Behavior and Training  •   Jasey Day  •   Mar 17, 2016


A top reason for getting a dog is to have a walking companion. In addition to exercise, walks provide socialization and mental stimulation (smells and sights galore!) for the dog.

With spring around the corner, wouldn’t it be nice to get on the right track to have an enjoyable walking buddy? Train your dog to walk politely on leash by using these techniques:

Stop whenever your dog pulls and the leash is tight.

This is often referred to as “be-a-tree” because you are unmovable (like a tree). Your dog learns that there is no forward motion when he pulls! Variations of be-a-tree include changing directions after you stop - say your dog’s name and then walk the opposite direction. You may need to be-a-tree 20 times to go even a block! That gets boring for us impatient humans so let’s intermix be-a-tree with the next two methods.

Treat your dog when he is not pulling.

When your dog is walking next to you or near you with slack in the leash, this is the “cookie spot” where cookies happen! Over time, increase the duration that your dog has to walk in the “cookie spot” before you give him a treat.

Interact with your dog throughout the walk!

This helps keep his attention on you and may stop pulling before it starts. Every 10-100 feet, ask your dog to do a skill and then reward him with a treat, praise, or the continuation of the walk. Use commands such as sit, down, shake, or nose touch. For a nose touch, the dog races back to you and touches his nose to the palm of your hand – now the dog is closer to you and there is more slack on the leash!

Be consistent.

Work on loose leash walking every walk and ensure anyone who walks the dog is on board to not allow pulling. Be sure not to sometimes let the dog pull or the dog will learn that he sometimes gets to go where he wants to go by pulling, so he may try pulling all the time!

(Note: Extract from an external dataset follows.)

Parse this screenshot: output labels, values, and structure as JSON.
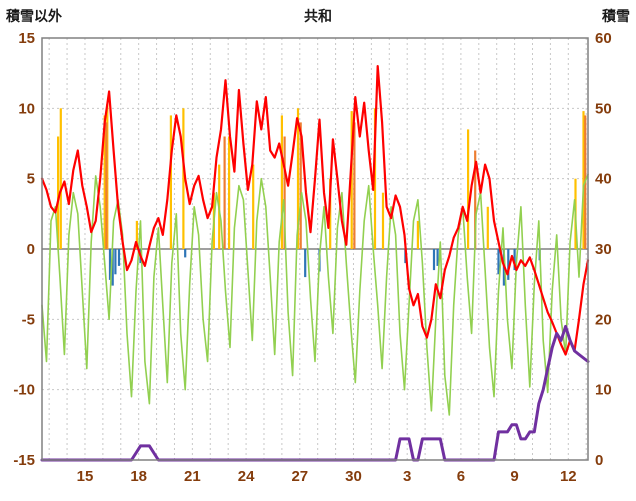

Use management devices sparingly.

If you don’t have time to work on loose leash walking but still need to exercise your dog, use a management device, such as a head halter (i.e. Gentle Leader) or an anti-pulling harness (i.e. Easy Walk).  These devices manage the pulling, but do NOT train your dog not to pull. Set a goal is to use the management device intermittently for 6-12 months (not the life of the dog) when you are unable to work on the loose leash training. Perhaps use the management tool only when you’re in a hurry or for the first part of your walk; then on the last part, attach the leash to the buckle collar and train.